Guernésiais (Dgèrnésiais) is the traditional language of Guernsey. It is a variety of Norman, similar to the dialects of Norman spoken in mainland Normandy and also to the Anglo-Norman used, after the 1066 invasion, in England. There is some mutual intelligibility with Jèrriais, the Norman dialect spoken in Jersey. It is mainly spoken by older people living in rural parts of the island. Some 1,327 citizens of Guernsey speak the language today, or 2% of the population. It is not used as readily in Guernsey as Jèrriais in Jersey: only five minutes a week of news are delivered in the language on BBC Radio Guernsey.
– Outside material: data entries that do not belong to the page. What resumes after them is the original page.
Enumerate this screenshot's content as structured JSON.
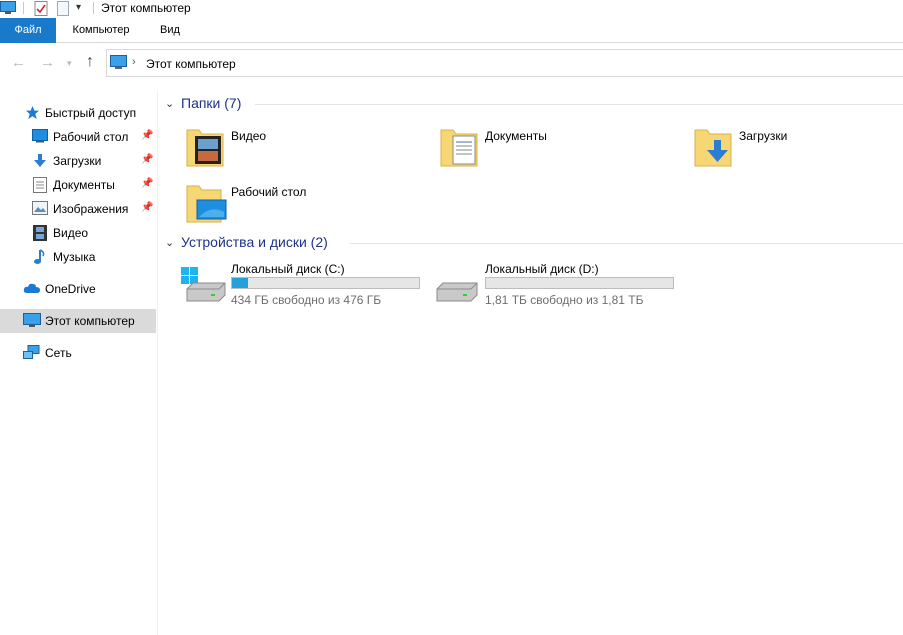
{
  "window": {
    "title": "Этот компьютер"
  },
  "ribbon": {
    "tabs": [
      "Файл",
      "Компьютер",
      "Вид"
    ],
    "accent": "#1979ca"
  },
  "address": {
    "path": "Этот компьютер"
  },
  "nav": {
    "quick_access": "Быстрый доступ",
    "pinned": [
      {
        "label": "Рабочий стол",
        "icon": "desktop-icon",
        "pinned": true
      },
      {
        "label": "Загрузки",
        "icon": "downloads-icon",
        "pinned": true
      },
      {
        "label": "Документы",
        "icon": "documents-icon",
        "pinned": true
      },
      {
        "label": "Изображения",
        "icon": "pictures-icon",
        "pinned": true
      },
      {
        "label": "Видео",
        "icon": "videos-icon",
        "pinned": false
      },
      {
        "label": "Музыка",
        "icon": "music-icon",
        "pinned": false
      }
    ],
    "onedrive": "OneDrive",
    "this_pc": "Этот компьютер",
    "network": "Сеть"
  },
  "folders": {
    "header": "Папки (7)",
    "items": [
      {
        "label": "Видео",
        "icon": "videos-folder-icon"
      },
      {
        "label": "Документы",
        "icon": "documents-folder-icon"
      },
      {
        "label": "Загрузки",
        "icon": "downloads-folder-icon"
      },
      {
        "label": "Рабочий стол",
        "icon": "desktop-folder-icon"
      }
    ]
  },
  "drives": {
    "header": "Устройства и диски (2)",
    "items": [
      {
        "name": "Локальный диск (C:)",
        "free_text": "434 ГБ свободно из 476 ГБ",
        "used_fraction": 0.088,
        "bar_color": "#26a0da"
      },
      {
        "name": "Локальный диск (D:)",
        "free_text": "1,81 ТБ свободно из 1,81 ТБ",
        "used_fraction": 0.0,
        "bar_color": "#26a0da"
      }
    ]
  }
}
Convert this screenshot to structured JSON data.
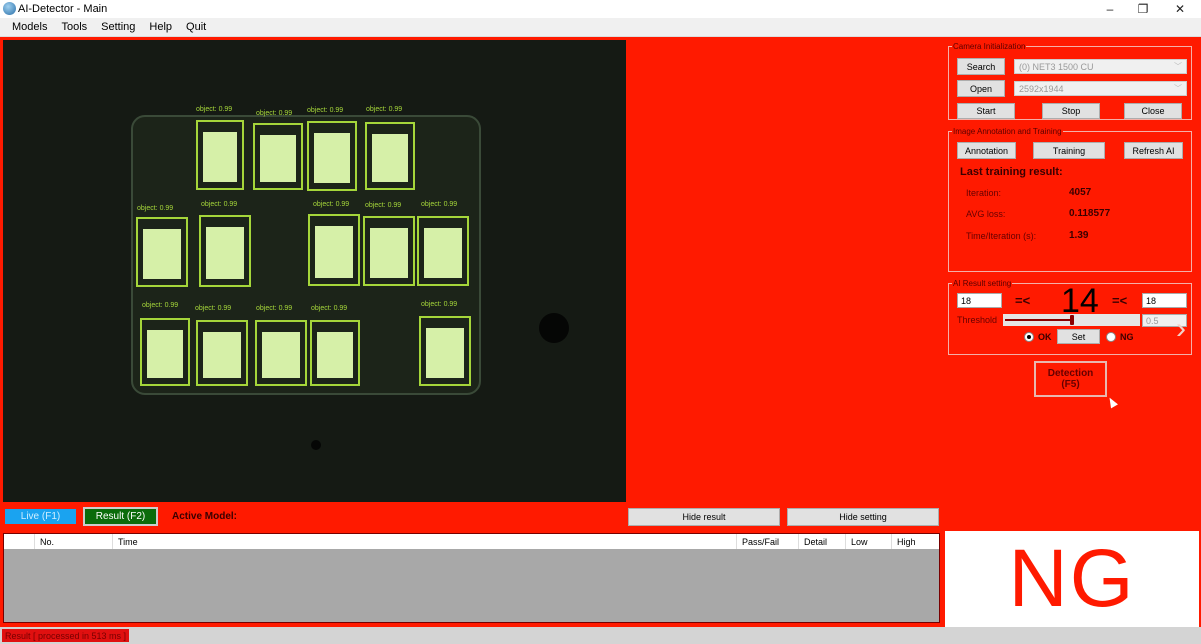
{
  "window": {
    "title": "AI-Detector - Main",
    "controls": {
      "minimize": "–",
      "maximize": "❐",
      "close": "✕"
    }
  },
  "menu": [
    "Models",
    "Tools",
    "Setting",
    "Help",
    "Quit"
  ],
  "camera_view": {
    "detection_label": "object: 0.99",
    "detection_count": 14
  },
  "camera_init": {
    "legend": "Camera Initialization",
    "search_label": "Search",
    "open_label": "Open",
    "camera_select": "(0) NET3 1500 CU",
    "resolution_select": "2592x1944",
    "start_label": "Start",
    "stop_label": "Stop",
    "close_label": "Close"
  },
  "training": {
    "legend": "Image Annotation and Training",
    "annotation_label": "Annotation",
    "training_label": "Training",
    "refresh_label": "Refresh AI",
    "heading": "Last training result:",
    "rows": [
      {
        "label": "Iteration:",
        "value": "4057"
      },
      {
        "label": "AVG loss:",
        "value": "0.118577"
      },
      {
        "label": "Time/Iteration (s):",
        "value": "1.39"
      }
    ]
  },
  "ai_result": {
    "legend": "AI Result setting",
    "low_value": "18",
    "operator": "=<",
    "count": "14",
    "high_value": "18",
    "threshold_label": "Threshold",
    "threshold_value": "0.5",
    "threshold_fraction": 0.5,
    "ok_label": "OK",
    "ng_label": "NG",
    "set_label": "Set",
    "selected": "OK",
    "next_icon": "›"
  },
  "detection_button": {
    "line1": "Detection",
    "line2": "(F5)"
  },
  "bottom": {
    "live_label": "Live (F1)",
    "result_label": "Result (F2)",
    "active_model_label": "Active Model:",
    "hide_result_label": "Hide result",
    "hide_setting_label": "Hide setting"
  },
  "table": {
    "columns": [
      "",
      "No.",
      "Time",
      "Pass/Fail",
      "Detail",
      "Low",
      "High"
    ]
  },
  "result_display": {
    "text": "NG"
  },
  "status": {
    "text": "Result [ processed in 513 ms ]"
  },
  "colors": {
    "background": "#ff1a00",
    "detection": "#a5d63a",
    "live": "#1aa3f0",
    "result": "#0b6b0b"
  }
}
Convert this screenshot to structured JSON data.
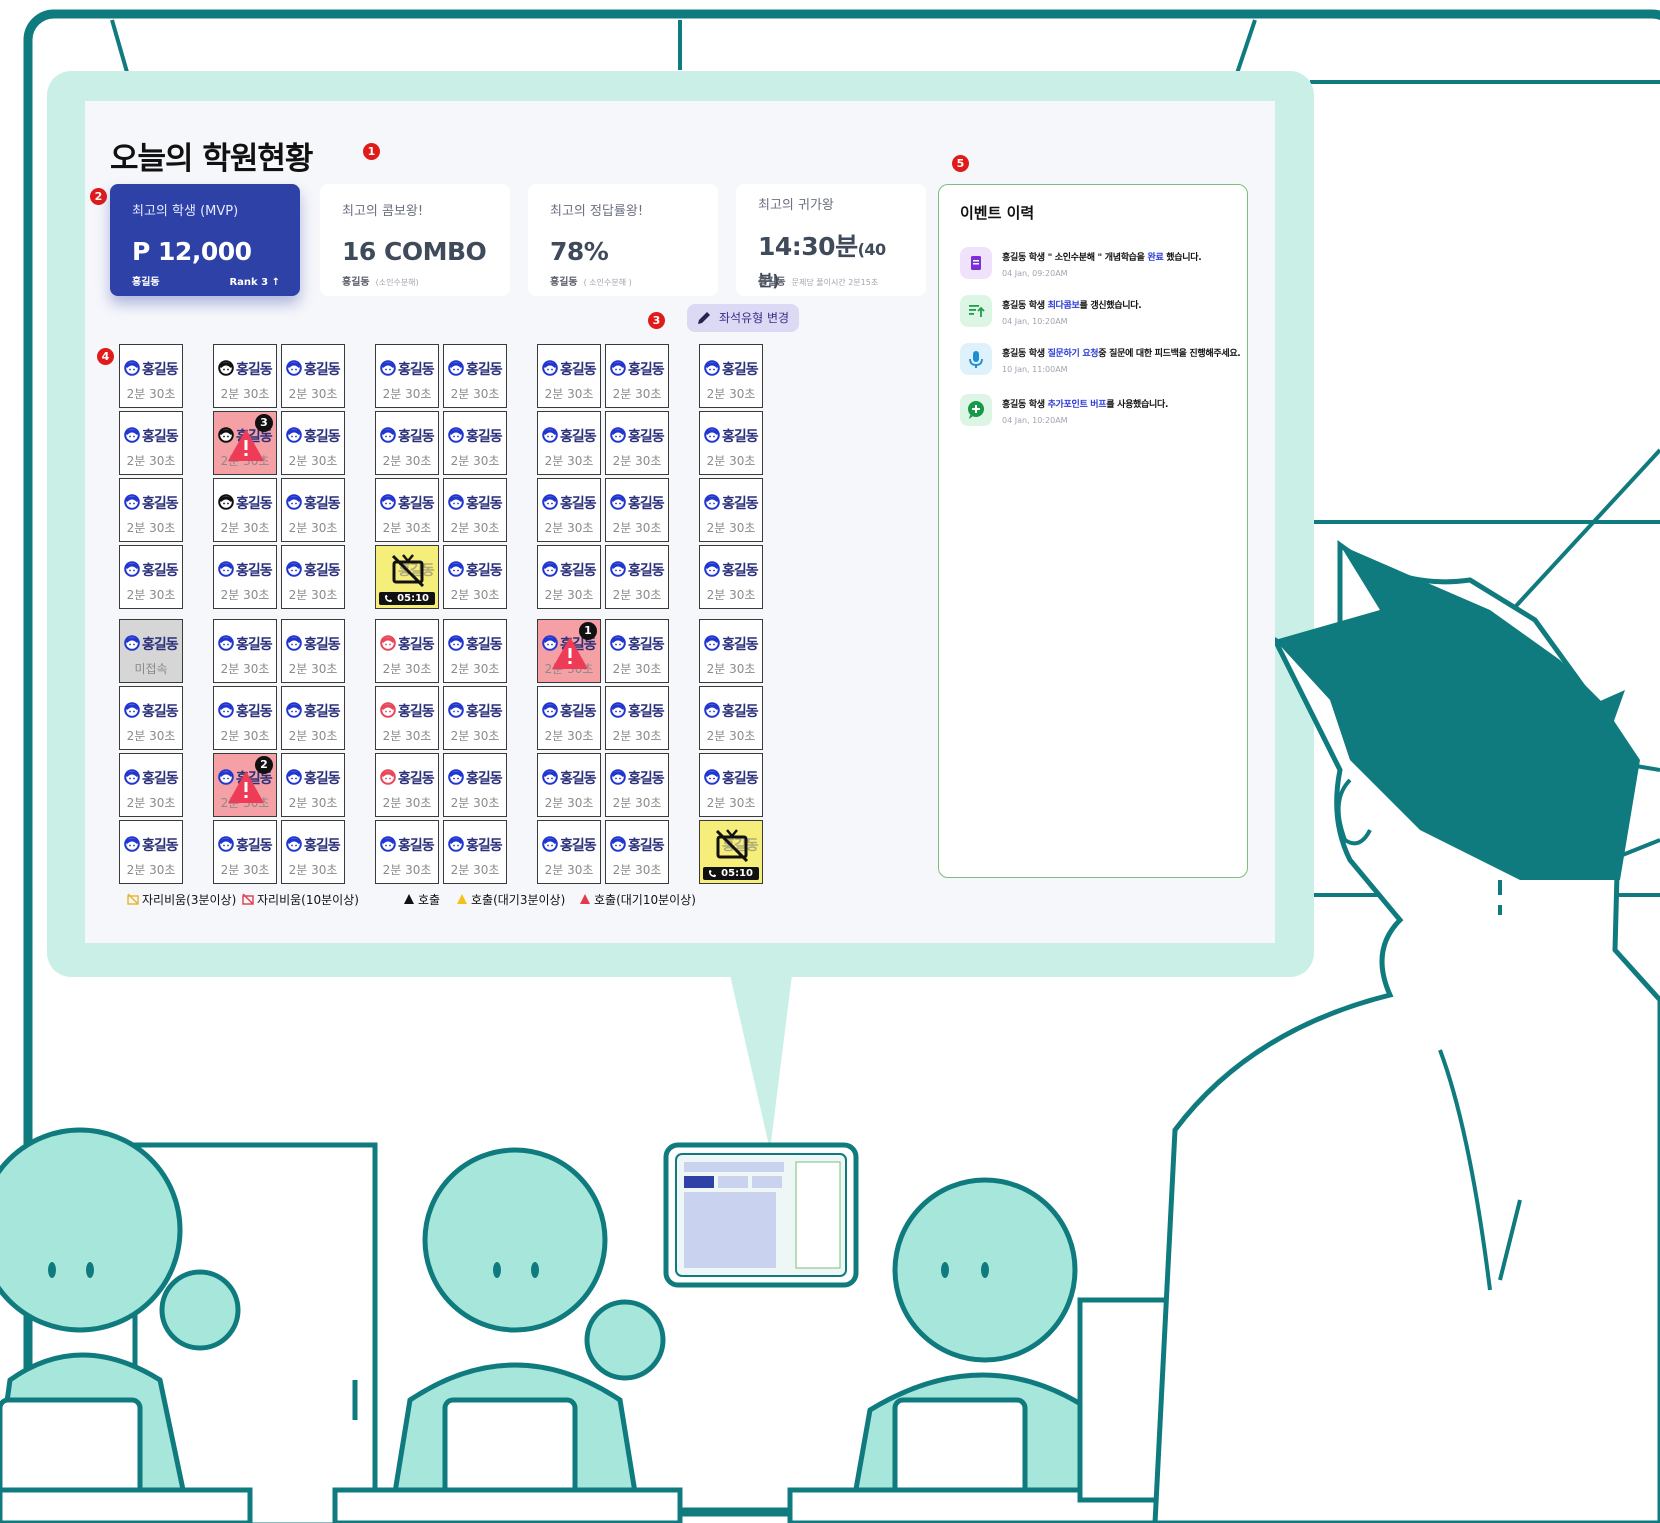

Fourteen percent of the population claim some understanding. It is called patois by some and believed by some to be a dialect of French.

===Sercquiais===
Sercquiais is the dialect of Jèrriais spoken by a minority of people in Sark, the original inhabitants of which were settlers from Jersey. It is now all but extinct, spoken by some 15 people.

===Auregnais===
The Norman language of Alderney, Auregnais, is now extinct. It is today mostly preserved in local toponyms.

===Other===
The island of Herm appears to have spoken Norman in the recent past, but there are no records of when it died out. Other islands such as Brecqhou, Jethou, les Casquets and Burhou were too small to support real communities.
==Sign language==
The Deaf community on Guernsey use British Sign Language.

==Portuguese==
Although there are fewer Portuguese people in Guernsey than in Jersey, they still form a small part of the population, roughly 2% of the population speak Portuguese.